Retro Activewear made a total investment of around GB£300,000 and also has to make the new premises suitable for digital printing with an environmentally controlled print room, calibrated and alarmed dryer system, conveyor tables and other ancillaries. In total, the company now has one Kornit Storm Hexa and has indicated to Adelco that they would expect to be looking to purchase another in 12 months’ time. “The Hexa Chrome technology delivers 35% more colours than the CYMK platform,” says McEvoy-Ridley.

As well as the additional colours, Graham Ridley, managing director of Retro Activewear, says the company chose to invest in the Kornit Storm Hexa because it was the right time and the right technology. “If you sat with a group of prominent printers at any good trade show and listened to the gossip, you would hear the term ‘race for the bottom’. The term refers to the fact that in a world of rising costs, prices are continually under pressure in the screen-printing arena. A similarity would be the happenings in the lithography trade in the 1990s as companies closed and the survivors went digital.”

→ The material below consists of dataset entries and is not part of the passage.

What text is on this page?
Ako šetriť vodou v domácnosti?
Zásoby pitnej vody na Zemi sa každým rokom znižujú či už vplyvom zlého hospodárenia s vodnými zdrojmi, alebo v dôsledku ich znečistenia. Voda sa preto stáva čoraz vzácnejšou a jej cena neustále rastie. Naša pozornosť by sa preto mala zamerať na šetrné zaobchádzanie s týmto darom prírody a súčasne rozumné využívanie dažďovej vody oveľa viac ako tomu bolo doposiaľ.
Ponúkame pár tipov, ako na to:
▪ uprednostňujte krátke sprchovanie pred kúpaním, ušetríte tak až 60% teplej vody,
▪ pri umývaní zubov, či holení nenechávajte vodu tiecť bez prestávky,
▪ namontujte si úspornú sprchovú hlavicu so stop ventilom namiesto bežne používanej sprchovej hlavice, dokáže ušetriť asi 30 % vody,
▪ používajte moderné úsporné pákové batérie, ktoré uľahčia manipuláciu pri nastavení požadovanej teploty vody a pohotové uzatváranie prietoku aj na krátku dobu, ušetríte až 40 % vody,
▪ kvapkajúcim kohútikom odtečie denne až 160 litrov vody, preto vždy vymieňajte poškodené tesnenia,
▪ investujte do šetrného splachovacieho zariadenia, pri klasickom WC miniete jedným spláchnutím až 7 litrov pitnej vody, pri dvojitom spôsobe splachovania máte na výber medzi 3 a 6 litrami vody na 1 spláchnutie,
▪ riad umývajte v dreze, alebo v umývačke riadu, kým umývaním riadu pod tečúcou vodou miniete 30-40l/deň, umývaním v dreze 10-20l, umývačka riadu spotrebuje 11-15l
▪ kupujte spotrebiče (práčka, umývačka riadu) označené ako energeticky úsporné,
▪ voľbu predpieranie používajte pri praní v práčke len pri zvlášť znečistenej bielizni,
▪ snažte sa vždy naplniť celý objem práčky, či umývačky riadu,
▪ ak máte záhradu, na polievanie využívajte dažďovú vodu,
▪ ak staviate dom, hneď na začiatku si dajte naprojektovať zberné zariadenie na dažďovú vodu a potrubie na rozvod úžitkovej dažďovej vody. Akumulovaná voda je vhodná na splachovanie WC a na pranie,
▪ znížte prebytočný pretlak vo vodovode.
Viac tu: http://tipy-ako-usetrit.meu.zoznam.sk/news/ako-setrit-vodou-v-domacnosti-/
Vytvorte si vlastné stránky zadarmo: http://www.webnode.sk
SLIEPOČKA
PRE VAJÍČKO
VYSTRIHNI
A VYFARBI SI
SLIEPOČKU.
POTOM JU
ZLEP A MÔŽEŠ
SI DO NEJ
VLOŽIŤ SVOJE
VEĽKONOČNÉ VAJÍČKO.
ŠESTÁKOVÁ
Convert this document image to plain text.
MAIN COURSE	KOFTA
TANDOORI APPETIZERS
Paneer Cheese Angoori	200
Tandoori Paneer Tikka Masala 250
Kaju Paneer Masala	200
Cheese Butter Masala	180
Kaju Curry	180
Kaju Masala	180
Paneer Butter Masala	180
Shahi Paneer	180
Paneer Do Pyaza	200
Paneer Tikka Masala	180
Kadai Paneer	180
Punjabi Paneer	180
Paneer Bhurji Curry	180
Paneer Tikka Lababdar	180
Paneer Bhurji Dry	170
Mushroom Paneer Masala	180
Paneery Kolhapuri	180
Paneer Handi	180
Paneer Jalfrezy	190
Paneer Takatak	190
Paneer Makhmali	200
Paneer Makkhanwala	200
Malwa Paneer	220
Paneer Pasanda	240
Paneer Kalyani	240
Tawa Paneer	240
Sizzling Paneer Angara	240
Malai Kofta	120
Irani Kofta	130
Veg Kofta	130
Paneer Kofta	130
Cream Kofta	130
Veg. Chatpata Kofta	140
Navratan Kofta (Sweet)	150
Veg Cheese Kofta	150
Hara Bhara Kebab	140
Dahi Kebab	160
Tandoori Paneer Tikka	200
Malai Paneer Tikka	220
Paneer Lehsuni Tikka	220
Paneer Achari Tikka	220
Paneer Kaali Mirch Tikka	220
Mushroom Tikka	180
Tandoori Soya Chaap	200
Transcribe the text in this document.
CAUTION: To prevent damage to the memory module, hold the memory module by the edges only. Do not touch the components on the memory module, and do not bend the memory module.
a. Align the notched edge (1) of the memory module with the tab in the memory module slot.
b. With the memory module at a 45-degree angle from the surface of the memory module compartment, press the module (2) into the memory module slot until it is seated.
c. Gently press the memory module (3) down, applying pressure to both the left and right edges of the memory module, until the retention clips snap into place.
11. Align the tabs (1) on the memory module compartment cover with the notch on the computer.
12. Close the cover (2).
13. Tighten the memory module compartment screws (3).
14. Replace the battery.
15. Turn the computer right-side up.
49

Siobhan McEvoy-Ridley and Graham Ridley of Retro Activewear with the new installation

He continues: “Retro Activewear has been involved in digital printing in a shape or form for nearly 10 years. The original machines proved to be near worthless and our last machine, the Kornit Breeze, was a leader at the time we purchased it but, for us, just lacked something. Ten years ago, I wrote an article questioning why the digital printing market was not considering Hexa Chrome as an option. And, when we saw the fantastic Kornit Storm Hexa, we realised that this was the correct time with our vision and forward-looking plans to get seriously involved in the digital printing of garments.”

The company’s new production facility in Norfolk has been built to accommodate a digital platform. “The machine has been installed and will support our own online webstores,” adds McEvoy-Ridley. “We are also actively negotiating print partnerships with licence owners and brands. With our client base and understanding of artwork we see huge opportunities in print partnerships with licence owners.”

The company is once again new to the DTG market, after re-entering with its new investment. Traditionally screen-printed brand merchandise and officially licenced products has been its largest market. Of its return to DTG, McEvoy-Ridley says: “We are largely making our own trends with our own webstores and print partnerships with people who would never ever have considered selling a T-shirt to their audience.”

Being based in the UK, McEvoy-Ridley says the company has some good competition and while the high-street market is slowing down, the online DTG market is growing. “An online era is upon us and we believe the market is limited only by lack of drive and imagination.”

She continues: “I think there will be a steady growth in the UK with small companies in every town offering digital print and embroidery in very small volumes to the local audience. The larger companies will grow stronger and the void in the middle may well remain due to the costs of entering the digital market properly and at a high level.”